Their quickie time-travel u-turn also means that Roger is with the men as they attack the Browns (he kills someone and it weighs on him), and that Bree is there to help Claire pick up the pieces when she returns to Fraser’s Ridge. It will obviously take some time, especially because Claire is being so hard on herself. When Claire, in agony, lists the horrific things that have happened to her in an attempt to convince herself that this specific horrific thing will not break her, it is gutting but also highlights the insanity and violence of this show. When it’s all listed out like that? The excessiveness of it becomes tough to swallow.

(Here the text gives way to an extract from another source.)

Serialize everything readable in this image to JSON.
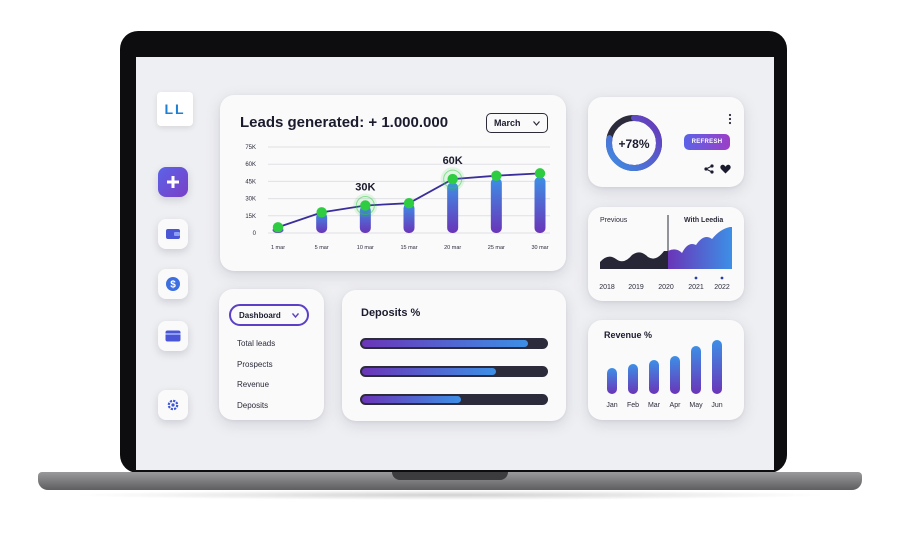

It’s also hard for Claire to begin to process her trauma because, hello, they’re keeping Lionel Brown alive down in her surgery. Marsali is tending to his wounds and Claire walks in for about a minute — long enough to contemplate breaking the Hippocratic Oath and taking a scalpel to his throat — before she has to leave and breaks down crying in the stairwell. (Whatever you think of the storyline in this episode, Caitriona Balfe is, as usual, excellent.) Meanwhile, Marsali is like aw, hell no. Claire may have taken an oath to do no harm, but Marsali sure as shit didn’t. She refuses to let Lionel hurt anyone else in her family and she shoots that man up with water hemlock, instantly killing him. Marsali may be worried about Lionel’s ghost haunting her or going to hell, but no one else is. Marsali is the best thing to come out of season five.
Jamie delivers Lionel’s body to his brother Richard, who is pretty much fine with Lionel getting what he deserved, but also makes a few threats about the future. So that’s very cool and exactly what Jamie needs at this point. He doesn’t seem concerned though, mainly because he needs to be there for Claire. They share two important moments as Claire begins to heal. For the first time, she is able to look out over the Ridge and at her family and take in an “ordinary day.” She tells her husband she loves him and Jamie responds: “When the day shall come that we do part, if my last words are not ‘I love you’ ye’ll ken it was because I didna have time.” Later, as the two hold each other naked in bed, he asks her how she’s feeling and she responds simply: “safe.” Jamie has always been Claire’s real safe place.
There’s no doubt that this trauma will change Claire moving forward, but even in this episode, Outlander is preparing us for the next trauma: the impending Revolutionary War. Yeah, that thunderstorm that comes rolling in over the ridge? That’s a metaphor.